Capital Commentary is the weekly current-affairs publication of CPJ, written to encourage the pursuit of public justice.


Nukes and National Prestige


Roy Clouser

12-22-2006


December 22, 2006
 
Why is it that the ongoing concerns about, and negotiations with, North Korea and Iran over nuclear weapons manage to miss the main motivation of those countries? Does anyone believe that North Korea thinks it could attack America, or Israel, or Japan without being obliterated? If not, what does it hope to gain from such an expensive and dangerous undertaking? Consider this question particularly in the light of the bill President Bush signed into law on Monday, authorizing the U.S. to share civilian nuclear technology with India even though India has never signed the Nuclear Nonproliferation Treaty.

During the period from roughly 1500 to 1900 there arose a tacit gentlemen's agreement among the European powers not to invade one another but instead to duke out their competition on non-European soil. The contests among Britain, France, and Spain are well known in this regard, but those countries were not alone. Remember that New York was once New Amsterdam, that Pennsylvania was once New Belgium, and that Portugal, like others, had colonies around the globe. Thus, the hallmark of national prestige among European nations shifted from the ability to invade one another to the ownership of colonies. Russia was the big exception to this agreement and it continually tried to expand its borders.

After 1900 the story got nastier.

Germany was a latecomer to the acquisition of colonies. But as it tried to obtain them, it was muscled out by Britain and France. This happened with such precision and regularity that Kaiser Wilhelm accused the British and French of having a secret agreement against Germany. The resulting feeling of being shut out and disrespected was a major contributing factor to the Kaiser's decision to break the old gentlemen's agreement and go to war within Europe. After the Armistice, the Big Four imposed further humiliation on Germany in the Treaty of Versailles and that aided and abetted Hitler's rise to power, leading to World War II.

Today, the hallmark of international prestige is to own atomic weapons rather than colonies. This explains the exultation of India and Pakistan—and now North Korea—at acquiring them, as well as Iran's quest for them. Owning nukes is the 21st-century sign of having arrived, of being a nation that other nations will have to take seriously. My guess is that we have seen only the tip of the iceberg as far as nuclear proliferation is concerned.

If this is right, then it exposes a serious misdirection in past and present U.S. policy. The fall of the Soviet Union was a great opportunity to negotiate with Russia the mutual destruction of nuclear weapons. It was a time when the U.S. could have downplayed its power and behaved as a protector and steward in international affairs. Instead, it has flaunted its superpower status and thereby encouraged other nations to try to acquire nukes even while U.S. leaders continued to decry proliferation.

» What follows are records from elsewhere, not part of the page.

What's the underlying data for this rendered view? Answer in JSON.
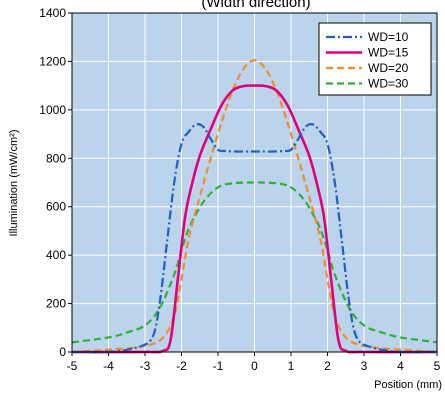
{
  "chart_data": {
    "type": "line",
    "title": "(Width direction)",
    "xlabel": "Position (mm)",
    "ylabel": "Illumination (mW/cm²)",
    "xlim": [
      -5,
      5
    ],
    "ylim": [
      0,
      1400
    ],
    "xticks": [
      "-5",
      "-4",
      "-3",
      "-2",
      "-1",
      "0",
      "1",
      "2",
      "3",
      "4",
      "5"
    ],
    "yticks": [
      "0",
      "200",
      "400",
      "600",
      "800",
      "1000",
      "1200",
      "1400"
    ],
    "grid": true,
    "legend_position": "top-right",
    "series": [
      {
        "name": "WD=10",
        "color": "#1f5fbf",
        "dash": "dashdot",
        "x": [
          -5,
          -4,
          -3.2,
          -2.8,
          -2.6,
          -2.4,
          -2.2,
          -2,
          -1.8,
          -1.6,
          -1.4,
          -1.2,
          -1,
          -0.8,
          -0.5,
          -0.2,
          0,
          0.2,
          0.5,
          0.8,
          1,
          1.2,
          1.4,
          1.6,
          1.8,
          2,
          2.2,
          2.4,
          2.6,
          2.8,
          3.2,
          4,
          5
        ],
        "y": [
          0,
          0,
          20,
          60,
          200,
          450,
          700,
          860,
          910,
          940,
          930,
          880,
          835,
          830,
          828,
          828,
          828,
          828,
          828,
          830,
          835,
          880,
          930,
          940,
          910,
          860,
          700,
          450,
          200,
          60,
          20,
          0,
          0
        ]
      },
      {
        "name": "WD=15",
        "color": "#e0007a",
        "dash": "solid",
        "x": [
          -5,
          -3,
          -2.5,
          -2.3,
          -2.1,
          -1.9,
          -1.7,
          -1.5,
          -1.2,
          -0.9,
          -0.6,
          -0.3,
          0,
          0.3,
          0.6,
          0.9,
          1.2,
          1.5,
          1.7,
          1.9,
          2.1,
          2.3,
          2.5,
          3,
          5
        ],
        "y": [
          0,
          0,
          5,
          50,
          300,
          560,
          700,
          810,
          920,
          1020,
          1080,
          1098,
          1100,
          1098,
          1080,
          1020,
          920,
          810,
          700,
          560,
          300,
          50,
          5,
          0,
          0
        ]
      },
      {
        "name": "WD=20",
        "color": "#f28a2e",
        "dash": "dashed",
        "x": [
          -5,
          -4,
          -3,
          -2.5,
          -2.2,
          -2,
          -1.8,
          -1.5,
          -1.2,
          -0.9,
          -0.6,
          -0.3,
          0,
          0.3,
          0.6,
          0.9,
          1.2,
          1.5,
          1.8,
          2,
          2.2,
          2.5,
          3,
          4,
          5
        ],
        "y": [
          0,
          10,
          25,
          60,
          150,
          300,
          470,
          640,
          800,
          950,
          1080,
          1170,
          1205,
          1170,
          1080,
          950,
          800,
          640,
          470,
          300,
          150,
          60,
          25,
          10,
          0
        ]
      },
      {
        "name": "WD=30",
        "color": "#2fae3a",
        "dash": "dashed",
        "x": [
          -5,
          -4,
          -3.5,
          -3,
          -2.6,
          -2.2,
          -2,
          -1.8,
          -1.6,
          -1.4,
          -1.2,
          -1,
          -0.8,
          -0.5,
          -0.2,
          0,
          0.2,
          0.5,
          0.8,
          1,
          1.2,
          1.4,
          1.6,
          1.8,
          2,
          2.2,
          2.6,
          3,
          3.5,
          4,
          5
        ],
        "y": [
          40,
          60,
          80,
          110,
          180,
          320,
          420,
          510,
          570,
          620,
          655,
          680,
          692,
          698,
          700,
          700,
          700,
          698,
          692,
          680,
          655,
          620,
          570,
          510,
          420,
          320,
          180,
          110,
          80,
          60,
          40
        ]
      }
    ]
  }
}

Today, we are inclined to dismiss as lunatic ravings North Korea's claim that it needs nuclear weapons to protect itself from the U.S. But we should remember that the Korean War ended because Eisenhower threatened to use atomic weapons unless North Korea agreed to negotiate a peace. In the years since, North Korea has been increasingly disrespected by, and isolated from, the rest of the world. While there are good reasons to distrust and dislike that regime, isolation plus overt disrespect add up to a mistaken policy stance by the U.S.

If we can learn anything from what happened in Germany, it should be the lesson that respect, even in the midst of deep disagreement, is as important on the international level as it is in personal relationships.